Login with refresh_token not possible
Closed this issue ยท 8 comments
Script:
from tgtg import TgtgClient
client = TgtgClient(email="<your_email>", timeout=30)
client.login()
access_token = client.access_token
refresh_token = client.refresh_token
user_id = client.user_id
client = TgtgClient(access_token=access_token, refresh_token=refresh_token, user_id=user_id)
client.login()
Result of the last client.login() call:
Traceback (most recent call last):
File "script.py", line 10, in <module>
client.login()
File "/home/me/.local/lib/python3.8/site-packages/tgtg/__init__.py", line 112, in login
self._refresh_token()
File "/home/me/.local/lib/python3.8/site-packages/tgtg/__init__.py", line 98, in _refresh_token
raise TgtgAPIError(response.status_code, response.content)
tgtg.exceptions.TgtgAPIError: (404, b'{"timestamp":1637700413860,"status":404,"error":"Not Found","path":"/api/auth/v1/token/refresh"}')
The endpoint is still used in current master:
Line 17 in 31eb360
Please check the new release 0.8.0
Already running it since yesterday, it works fine, I've been kicked out after about 20 hours with the following exception:
(403, b'<html><head><title>apptoogoodtogo.com</title><style>#cmsg{animation: A 1.5s;}@keyframes A{0%{opacity:0;}99%{opacity:0;}100%{opacity:1;}}</style></head><body style="margin:0"><p id="cmsg">Please enable JS and disable any ad blocker</p><script>var dd={\'cid\':\'remo-wew==\',\'hsh\':\'removed\',\'t\':\'fe\',\'r\':\'b\',\'s\':removed,\'host\':\'geo.captcha-delivery.com\'}</script><script src="https://ct.captcha-delivery.com/c.js"></script></body></html>\n')
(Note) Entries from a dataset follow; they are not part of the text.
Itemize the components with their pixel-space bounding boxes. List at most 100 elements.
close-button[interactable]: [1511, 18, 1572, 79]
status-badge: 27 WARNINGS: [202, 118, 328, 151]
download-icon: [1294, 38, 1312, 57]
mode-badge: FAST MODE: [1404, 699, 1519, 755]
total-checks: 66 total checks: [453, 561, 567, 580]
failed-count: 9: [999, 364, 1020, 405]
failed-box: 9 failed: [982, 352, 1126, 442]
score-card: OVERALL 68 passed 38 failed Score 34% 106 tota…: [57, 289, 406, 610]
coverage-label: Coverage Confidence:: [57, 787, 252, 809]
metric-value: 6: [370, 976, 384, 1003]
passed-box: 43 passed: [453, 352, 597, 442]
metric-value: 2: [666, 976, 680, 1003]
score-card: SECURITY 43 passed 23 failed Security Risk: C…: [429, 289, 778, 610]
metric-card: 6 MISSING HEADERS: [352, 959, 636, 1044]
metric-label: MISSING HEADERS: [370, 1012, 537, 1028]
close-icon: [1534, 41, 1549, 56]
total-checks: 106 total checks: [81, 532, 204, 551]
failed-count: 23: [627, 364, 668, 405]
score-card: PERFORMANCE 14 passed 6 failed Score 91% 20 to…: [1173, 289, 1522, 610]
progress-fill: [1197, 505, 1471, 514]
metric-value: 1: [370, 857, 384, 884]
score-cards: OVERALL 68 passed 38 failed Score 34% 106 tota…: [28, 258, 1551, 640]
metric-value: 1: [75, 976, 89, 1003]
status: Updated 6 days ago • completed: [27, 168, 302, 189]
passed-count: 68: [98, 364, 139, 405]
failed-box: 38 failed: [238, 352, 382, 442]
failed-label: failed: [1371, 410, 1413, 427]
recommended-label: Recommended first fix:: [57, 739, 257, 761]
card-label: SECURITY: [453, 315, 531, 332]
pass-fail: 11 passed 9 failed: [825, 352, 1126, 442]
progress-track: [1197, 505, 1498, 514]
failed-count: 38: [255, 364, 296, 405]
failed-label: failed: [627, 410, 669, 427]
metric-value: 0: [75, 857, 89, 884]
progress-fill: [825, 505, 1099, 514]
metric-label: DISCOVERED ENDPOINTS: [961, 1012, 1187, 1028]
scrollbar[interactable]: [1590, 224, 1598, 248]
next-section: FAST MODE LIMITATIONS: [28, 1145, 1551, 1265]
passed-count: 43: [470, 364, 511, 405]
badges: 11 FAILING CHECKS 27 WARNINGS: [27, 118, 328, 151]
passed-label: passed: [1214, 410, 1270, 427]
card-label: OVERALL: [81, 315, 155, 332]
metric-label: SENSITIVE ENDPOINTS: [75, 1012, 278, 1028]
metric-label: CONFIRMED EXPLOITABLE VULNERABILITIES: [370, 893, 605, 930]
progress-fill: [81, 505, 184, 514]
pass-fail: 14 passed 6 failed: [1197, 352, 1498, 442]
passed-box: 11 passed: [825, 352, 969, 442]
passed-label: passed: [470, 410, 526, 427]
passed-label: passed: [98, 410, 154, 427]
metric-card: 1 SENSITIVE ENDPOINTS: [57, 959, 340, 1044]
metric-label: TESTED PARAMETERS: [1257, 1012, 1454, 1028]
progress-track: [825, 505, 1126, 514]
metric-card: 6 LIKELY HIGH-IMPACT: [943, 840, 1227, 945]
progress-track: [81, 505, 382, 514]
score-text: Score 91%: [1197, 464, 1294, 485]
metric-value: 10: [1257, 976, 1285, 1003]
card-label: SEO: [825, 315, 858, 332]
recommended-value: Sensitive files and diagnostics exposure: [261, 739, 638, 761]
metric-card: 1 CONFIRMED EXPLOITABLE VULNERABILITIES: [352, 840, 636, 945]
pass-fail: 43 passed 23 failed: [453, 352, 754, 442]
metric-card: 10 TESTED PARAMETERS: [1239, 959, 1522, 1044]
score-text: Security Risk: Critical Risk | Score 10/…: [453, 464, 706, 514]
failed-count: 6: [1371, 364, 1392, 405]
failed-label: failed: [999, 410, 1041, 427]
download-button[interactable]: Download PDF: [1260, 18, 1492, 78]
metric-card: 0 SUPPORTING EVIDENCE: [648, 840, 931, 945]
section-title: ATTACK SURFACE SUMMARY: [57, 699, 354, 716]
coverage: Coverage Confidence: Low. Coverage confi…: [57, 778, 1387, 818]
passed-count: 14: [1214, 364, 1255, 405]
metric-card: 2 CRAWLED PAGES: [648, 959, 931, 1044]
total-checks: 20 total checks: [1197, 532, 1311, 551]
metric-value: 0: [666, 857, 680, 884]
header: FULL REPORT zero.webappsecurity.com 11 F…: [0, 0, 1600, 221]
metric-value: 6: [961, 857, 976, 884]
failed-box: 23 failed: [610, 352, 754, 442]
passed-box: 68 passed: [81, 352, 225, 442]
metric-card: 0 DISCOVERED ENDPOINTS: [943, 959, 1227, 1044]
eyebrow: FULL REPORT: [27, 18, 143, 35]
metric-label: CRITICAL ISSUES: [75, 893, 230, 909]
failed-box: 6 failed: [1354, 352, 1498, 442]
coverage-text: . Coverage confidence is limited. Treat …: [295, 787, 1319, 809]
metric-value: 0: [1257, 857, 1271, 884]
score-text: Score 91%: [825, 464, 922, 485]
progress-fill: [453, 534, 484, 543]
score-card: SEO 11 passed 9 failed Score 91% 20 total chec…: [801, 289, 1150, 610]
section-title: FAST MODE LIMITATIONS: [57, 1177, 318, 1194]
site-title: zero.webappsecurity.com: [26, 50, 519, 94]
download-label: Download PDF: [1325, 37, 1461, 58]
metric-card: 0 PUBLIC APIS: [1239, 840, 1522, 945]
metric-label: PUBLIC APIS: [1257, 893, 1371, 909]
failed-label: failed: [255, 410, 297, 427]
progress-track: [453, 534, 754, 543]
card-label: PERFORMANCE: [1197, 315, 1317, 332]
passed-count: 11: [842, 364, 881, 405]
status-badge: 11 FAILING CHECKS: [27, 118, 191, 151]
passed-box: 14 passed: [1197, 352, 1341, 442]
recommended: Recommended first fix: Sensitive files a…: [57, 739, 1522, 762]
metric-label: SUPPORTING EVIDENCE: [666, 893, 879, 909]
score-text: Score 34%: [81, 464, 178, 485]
but this is a new issue and might not be (easily) solvable. Feel free to close this ticket when no solution is expected.
My script was pulling the API about every 90 seconds.
It seems I spoke too soon. Login with email alone isn't possible any longer, the same exception as quoted above is thrown.
Edit: The Android app is still working even with the same email at the same IP address. No captcha shown not needed.
The problem is with Header that this script sends. You can replicate this issue using Postman.
Basically - Python's Requests library adds Accept to it's headers when sending a request. This will result in getting the 403 error and captcha in response. If you do not send the Accept in header - the request will succeed.
If you send the request via Postman with Accept header - you will get an error, but you will also get a Cookie header now. Once you have that Cookie header - you can send requests with Accept in header and it will go through properly as well.
I have no time to fix it in actual Python code, as it's not my primary language that I code in, but I hope this information will steer someone onto the right tracks.
If you want to temporarily fix the issue - you can add Cookie header to headers in the Python script with the cookie generated from Postman - the script works again now - for now.
If you want dirty quick fix then you just force Accept as empty in https://github.com/ahivert/tgtg-python/blob/master/tgtg/__init__.py#L71
No, this is not proper way of fixing that, but seems to be working.
def _headers(self):
headers = {
"user-agent": self.user_agent,
"accept-language": self.language,
"Accept": "",
"Accept-Encoding": "gzip",
}
@RobbedColek Thanks for your analysis, it's spot on. The proper Python/requests fix for omitting the Accept header should be using a session for which we can hard-code the headers better. I will open a pull request for this.